Neighbor News
PAPER PERFECTIONISM Opening in Larchmont January 3, 2018
Milai Liang's latest exhibit titled PAPER PERFECTIONISM, opens in the Oresman Gallery at the Larchmont Public Library on January 3

Milai Liang’s latest exhibit titled PAPER PERFECTIONISM, opens in the Oresman Gallery at the Larchmont Public Library on January 3, and will continue to be on view through January 30. Additionally, there will be a reception honoring the artist on Saturday, January 6, from 2:00 to 4:00pm in the Gallery. Everyone is invited.
Paper Perfectionism features artwork derived from traditional Chinese paper-cutting techniques integrating drawing and cut patterns into pictorial collages. These artworks depict figurative representations, mostly through portraits of women and children in intimate and frozen moments, addressing femininity and childhood memory. Selected images are printed on porcelain plates, which serves to translate iconic motifs into decorative installations.
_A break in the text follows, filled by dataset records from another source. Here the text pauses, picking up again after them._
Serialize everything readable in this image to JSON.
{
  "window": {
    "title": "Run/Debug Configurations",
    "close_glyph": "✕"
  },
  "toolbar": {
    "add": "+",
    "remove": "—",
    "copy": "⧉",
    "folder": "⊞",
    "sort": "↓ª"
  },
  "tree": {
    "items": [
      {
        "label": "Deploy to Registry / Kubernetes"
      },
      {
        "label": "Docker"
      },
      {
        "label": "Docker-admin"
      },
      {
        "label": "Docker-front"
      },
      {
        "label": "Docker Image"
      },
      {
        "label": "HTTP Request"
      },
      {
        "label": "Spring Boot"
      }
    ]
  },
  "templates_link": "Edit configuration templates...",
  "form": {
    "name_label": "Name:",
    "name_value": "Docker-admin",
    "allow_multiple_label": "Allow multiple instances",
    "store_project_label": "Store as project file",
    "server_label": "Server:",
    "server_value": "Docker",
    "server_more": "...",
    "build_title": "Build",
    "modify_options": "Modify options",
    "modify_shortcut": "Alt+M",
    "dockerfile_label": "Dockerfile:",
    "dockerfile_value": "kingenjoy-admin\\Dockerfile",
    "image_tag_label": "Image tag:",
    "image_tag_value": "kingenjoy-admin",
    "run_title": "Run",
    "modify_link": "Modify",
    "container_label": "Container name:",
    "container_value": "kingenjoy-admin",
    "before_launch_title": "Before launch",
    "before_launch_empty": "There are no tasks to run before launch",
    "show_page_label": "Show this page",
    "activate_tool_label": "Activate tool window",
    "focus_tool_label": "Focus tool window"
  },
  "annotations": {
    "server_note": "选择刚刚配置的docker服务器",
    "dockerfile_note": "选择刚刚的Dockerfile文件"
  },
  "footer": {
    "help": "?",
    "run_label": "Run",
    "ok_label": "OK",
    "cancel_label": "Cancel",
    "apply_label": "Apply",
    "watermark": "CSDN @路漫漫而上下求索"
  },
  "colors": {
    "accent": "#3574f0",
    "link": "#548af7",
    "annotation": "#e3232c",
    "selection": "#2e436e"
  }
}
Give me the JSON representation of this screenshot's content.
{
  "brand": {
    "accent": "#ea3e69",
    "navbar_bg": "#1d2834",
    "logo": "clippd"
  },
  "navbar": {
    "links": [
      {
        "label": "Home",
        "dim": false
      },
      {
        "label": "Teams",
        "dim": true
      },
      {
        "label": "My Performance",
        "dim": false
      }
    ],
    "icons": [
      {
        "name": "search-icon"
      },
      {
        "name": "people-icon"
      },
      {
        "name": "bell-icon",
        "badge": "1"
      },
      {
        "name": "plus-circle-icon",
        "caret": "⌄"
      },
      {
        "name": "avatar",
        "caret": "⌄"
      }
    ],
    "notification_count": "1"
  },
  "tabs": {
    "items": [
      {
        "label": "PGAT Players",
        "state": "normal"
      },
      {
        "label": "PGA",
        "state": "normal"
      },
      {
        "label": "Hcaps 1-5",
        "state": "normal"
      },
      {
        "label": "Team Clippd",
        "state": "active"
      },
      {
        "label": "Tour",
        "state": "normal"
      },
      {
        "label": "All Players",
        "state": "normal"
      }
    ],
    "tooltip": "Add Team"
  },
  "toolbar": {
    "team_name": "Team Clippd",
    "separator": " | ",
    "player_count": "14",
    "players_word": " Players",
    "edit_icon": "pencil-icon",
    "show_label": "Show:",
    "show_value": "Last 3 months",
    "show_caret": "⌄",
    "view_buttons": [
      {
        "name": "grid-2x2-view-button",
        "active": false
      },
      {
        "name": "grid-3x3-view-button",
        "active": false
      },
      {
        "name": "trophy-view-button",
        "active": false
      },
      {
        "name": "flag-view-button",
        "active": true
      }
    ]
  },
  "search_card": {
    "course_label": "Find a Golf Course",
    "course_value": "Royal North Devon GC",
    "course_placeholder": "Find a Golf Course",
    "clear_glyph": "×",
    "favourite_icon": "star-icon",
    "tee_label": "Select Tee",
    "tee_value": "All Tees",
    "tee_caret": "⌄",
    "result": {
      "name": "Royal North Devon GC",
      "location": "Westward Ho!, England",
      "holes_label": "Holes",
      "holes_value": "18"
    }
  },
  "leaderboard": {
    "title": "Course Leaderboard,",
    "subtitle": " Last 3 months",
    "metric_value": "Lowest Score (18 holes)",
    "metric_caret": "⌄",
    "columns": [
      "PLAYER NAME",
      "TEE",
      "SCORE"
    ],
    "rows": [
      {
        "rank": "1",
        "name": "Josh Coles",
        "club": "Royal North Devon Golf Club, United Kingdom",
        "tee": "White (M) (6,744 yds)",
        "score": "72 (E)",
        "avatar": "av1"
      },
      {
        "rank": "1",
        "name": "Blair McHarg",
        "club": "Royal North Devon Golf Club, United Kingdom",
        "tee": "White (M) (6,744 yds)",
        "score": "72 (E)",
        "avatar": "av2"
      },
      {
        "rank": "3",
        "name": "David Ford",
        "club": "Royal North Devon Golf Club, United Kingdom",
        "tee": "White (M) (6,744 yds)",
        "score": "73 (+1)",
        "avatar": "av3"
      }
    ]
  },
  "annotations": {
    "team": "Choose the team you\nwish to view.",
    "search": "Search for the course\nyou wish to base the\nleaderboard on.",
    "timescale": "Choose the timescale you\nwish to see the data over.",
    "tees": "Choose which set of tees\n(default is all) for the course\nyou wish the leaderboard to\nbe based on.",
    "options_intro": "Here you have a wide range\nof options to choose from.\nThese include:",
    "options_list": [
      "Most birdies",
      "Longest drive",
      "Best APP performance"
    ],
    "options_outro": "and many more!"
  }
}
As a young artist, Milai Liang embraced the tradition of art, resolving to make her artworks unconventional. Growing up in a family of folk artists, her family has had significant influence on her artistic characters. Her works feature paper-cutting patterns integrated with portrait drawings to create collages, and this combination becomes her stylistic mark. Traditional Chinese paper-cutting is the inspiration for her art. Liang reimagines this old technique reinterpreting it in a new way with contemporary influences. Through observation and comprehension, she works to portray women and children in intimate moments. She recognizes the harmonious beauty of placing paper cutting and drawings together. Her paper cutting art is boldly monochrome, flat, and vigorously geometric, the cut paper serving as the part of the objects being worn by or associated with the person. Paper cutting highlights the presence of the person and further enhances their elegance. In Liang’s portrait drawing, she focuses on depicting facial expression; especially the eyes. Her meticulous and articulate brushwork pays tribute to the classic craftsmanship of art. By drawing people in a neoclassical style, she optimizes their physical presentation as neoclassic perfectionism. Inspired by printmaking, she also works on sublimation printing on porcelain plates using a selection of her collages, which extends her iconic motifs to decorative installations.